Yesterday, a friend noticed my not-very-smart phone, and asked me if I was going to “go to the iPhone or Android.” I explained that I had been an early adopter of the iPhone, and had stopped using it, because I observed that it did not make my life better or easier. I noticed that the conversation was actually a little awkward. In our culture, it seems, to reject smart phone technology is perceived as insulting to those who embrace it.
I keep thinking about that conversation with my friend. When did we become so personally attached to our gadgets, not as belongings, but as icons of a cultural mindset? When did dedication to the constant flow of information become something akin to religion?
The 1995 movie, “Johnny Mnnemonic” (loosely based on a William Gibson story of the same name), depicts a dystopian future world in which an epidemic called “The Black Shakes” (or, more formally, “Nerve Attenuation Syndrome” – NAS) has swept the industrialized world. In the story, NAS is a neurological disorder caused by the constant bombardment of electromagnetic radiation from computers and gadgets.
It has occurred to me that The Black Shakes are alive and well, albeit not in the exact form they were originally conceived. Although our brains are flooded by all sorts of electromagnetic radiation, it hasn’t yet had much of a measurable physical effect on the general population. However, the psychological impact of information overload is becoming clearer every day.
I’ve noticed this in myself. Even though I consider myself a fairly skeptical user of technology (“I got rid of my iPhone; I’m so evolved!”), I am unquestionably addicted to the constant stimulation of the Information Age. Even though I’ve “unsubscribed” from the majority of my Facebook friends, I still find myself checking the site multiple times per day. I used to get my email no more than once per hour. Now, I sometimes refresh my inbox manually, even though it automatically checks for new messages every two minutes. It’s hard for me to sit down and read a magazine or a book, but I can read text online for hours.
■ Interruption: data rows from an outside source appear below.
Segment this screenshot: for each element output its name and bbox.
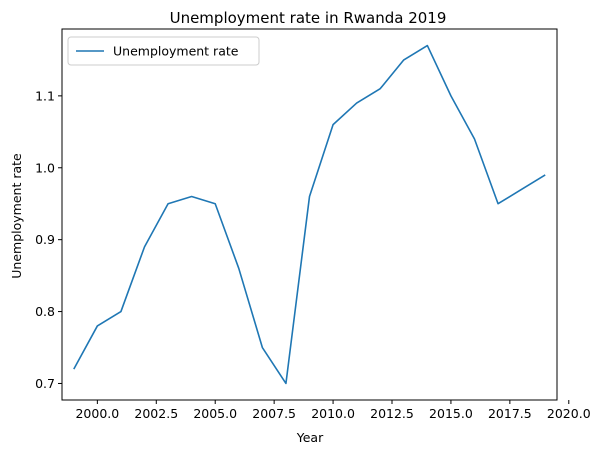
x-tick-label: 2005.0 (193, 406, 237, 421)
data-point (96, 325, 98, 327)
data-point (450, 95, 452, 97)
y-tick-label: 1.1 (35, 88, 55, 103)
data-point (332, 124, 334, 126)
data-point (474, 138, 476, 140)
data-point (403, 59, 405, 61)
x-tick-label: 2017.5 (488, 406, 532, 421)
data-point (426, 45, 428, 47)
x-axis-label: Year (296, 430, 324, 445)
y-tick-label: 0.9 (35, 232, 55, 247)
data-point (73, 368, 75, 370)
data-point (238, 267, 240, 269)
legend-label: Unemployment rate (113, 44, 239, 59)
x-axis: 2000.0 2002.5 2005.0 2007.5 2010.0 2012.5 2015… (75, 400, 591, 421)
x-tick-label: 2007.5 (252, 406, 296, 421)
x-tick-label: 2010.0 (311, 406, 355, 421)
data-point (544, 174, 546, 176)
data-point (191, 196, 193, 198)
plot-area (73, 44, 546, 385)
series-line (73, 44, 546, 385)
x-tick-label: 2012.5 (370, 406, 414, 421)
data-point (120, 311, 122, 313)
data-point (214, 203, 216, 205)
x-tick-label: 2002.5 (134, 406, 178, 421)
data-point (356, 102, 358, 104)
y-axis: 0.7 0.8 0.9 1.0 1.1 (35, 88, 62, 391)
y-axis-label: Unemployment rate (9, 153, 24, 279)
y-tick-label: 0.7 (35, 376, 55, 391)
legend: Unemployment rate (67, 36, 260, 66)
x-tick-label: 2000.0 (75, 406, 119, 421)
x-tick-label: 2020.0 (547, 406, 591, 421)
data-point (309, 196, 311, 198)
data-point (261, 347, 263, 349)
data-point (379, 88, 381, 90)
data-point (144, 246, 146, 248)
y-tick-label: 0.8 (35, 304, 55, 319)
legend-box (67, 36, 260, 66)
data-point (167, 203, 169, 205)
data-point (521, 188, 523, 190)
data-point (497, 203, 499, 205)
x-tick-label: 2015.0 (429, 406, 473, 421)
chart-title: Unemployment rate in Rwanda 2019 (170, 9, 447, 27)
data-point (285, 382, 287, 384)
plot-frame (61, 28, 558, 401)
y-tick-label: 1.0 (35, 160, 55, 175)
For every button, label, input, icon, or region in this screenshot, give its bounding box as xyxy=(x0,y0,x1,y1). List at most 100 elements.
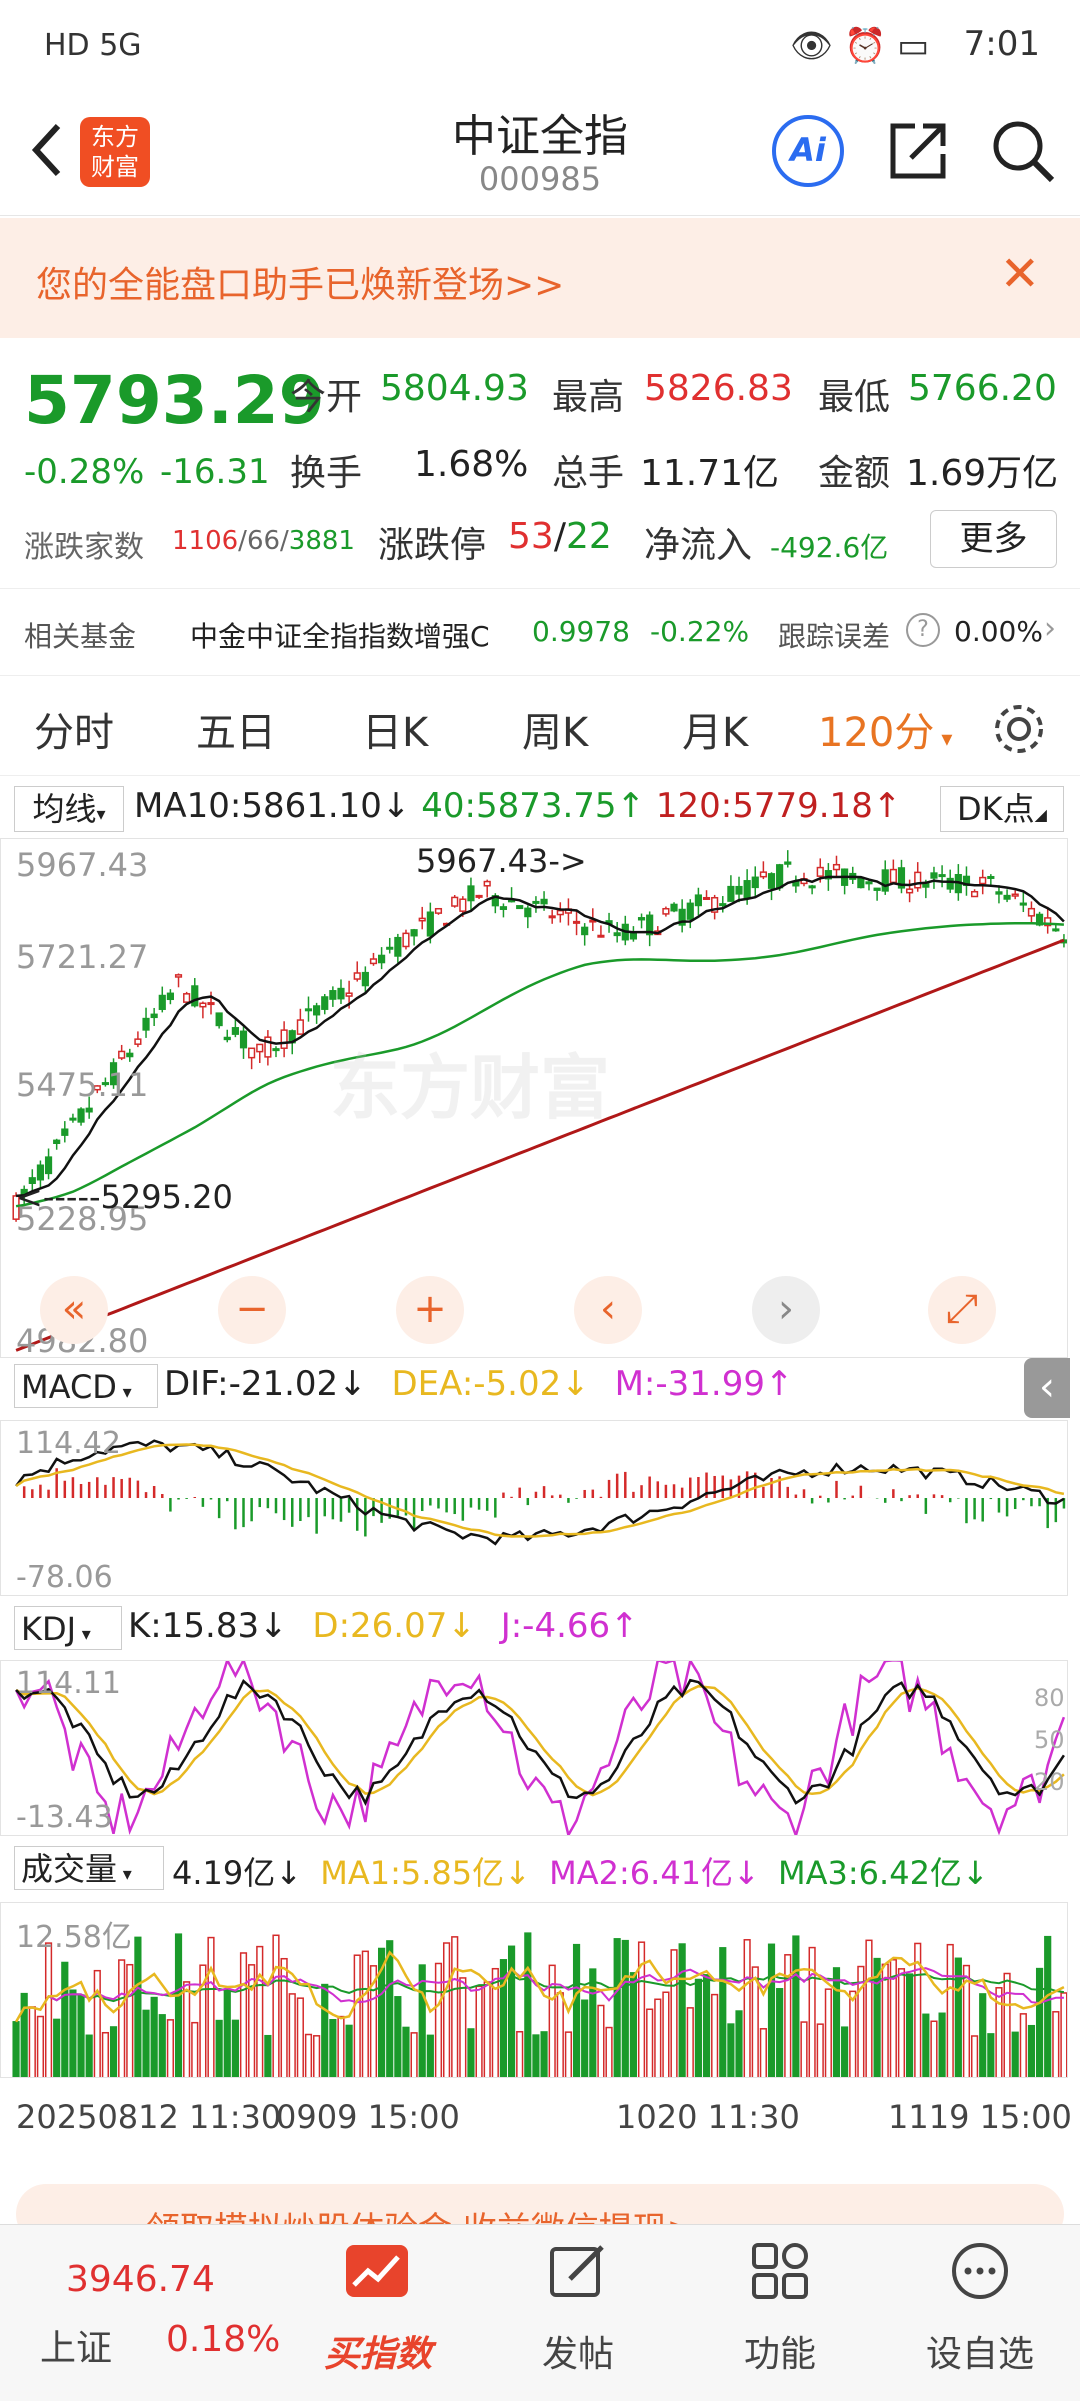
volume-bar xyxy=(304,2033,313,2078)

This is not good. It’s not good for me, and if you can relate to what I’ve described, it’s not good for you.
From time to time, some hipster suggests an information diet of one kind or another. I’ve tried them, and generally liked them, but I haven’t stuck with them. There’s so much “urgent” information to pay attention to. Economic meltdowns, nuclear meltdowns, political meltdowns … The whole world is imploding, and if I relinquish my front-row seat, I might be caught snoozing. Which is ironic, because it’s actually quite difficult for me to sleep, what with stressing about the collapse of our currency, the fallout from Fukushima, the creeping tide of tyranny in America, etc., etc.
R. Buckminster Fuller famously stated, “You never change things by fighting the existing reality. To change something, build a new model that makes the existing model obsolete.” Along the same lines, Albert Einstein observed that, “We cannot solve our problems with the same thinking we used when we created them.” I think the cliché about “thinking outside the box” was a crude way of summarizing these elegant concepts. It is somewhat ironic that my generation, which was taught to think outside the box, has now found itself thinking inside smaller and smaller boxes: first computers, now phones. It is no surprise that, by thinking inside such tiny boxes, we have failed to solve the problems that confront us.
Lord knows, I’ve tried it I’ve written to Congressmen and Senators, I’ve petitioned, I’ve Tweeted, I’ve Facebooked, and I have not fixed the world. In fact, I haven’t made any impact whatsoever. All my anxiety, all the dopamine shots in my brain from the constant information stimulation, and to what end? I strongly suspect that, just like the government diverts money from the productive economy and uses it to create the illusion of constructive activity, all my endless worrying and gear-spinning has diverted my energy from more productive uses of my time and brainpower.
Look at what people can do when they actually think and make things, instead of just processing information: BFI Challenge 2012 Semi-Finalists … Everything from rural entrepreneurship to cheap, renewable energy. These marvelous efforts are ignored by the mass media, but they are happening. People are working successfully to make the world a better place. I can’t speak for anyone else, but I am making a mid-year resolution to consciously stop the diversion of my energy into the constant processing of information. “Bucky” Fuller was right: we need to build a new model that makes the existing model obsolete. I’m starting now.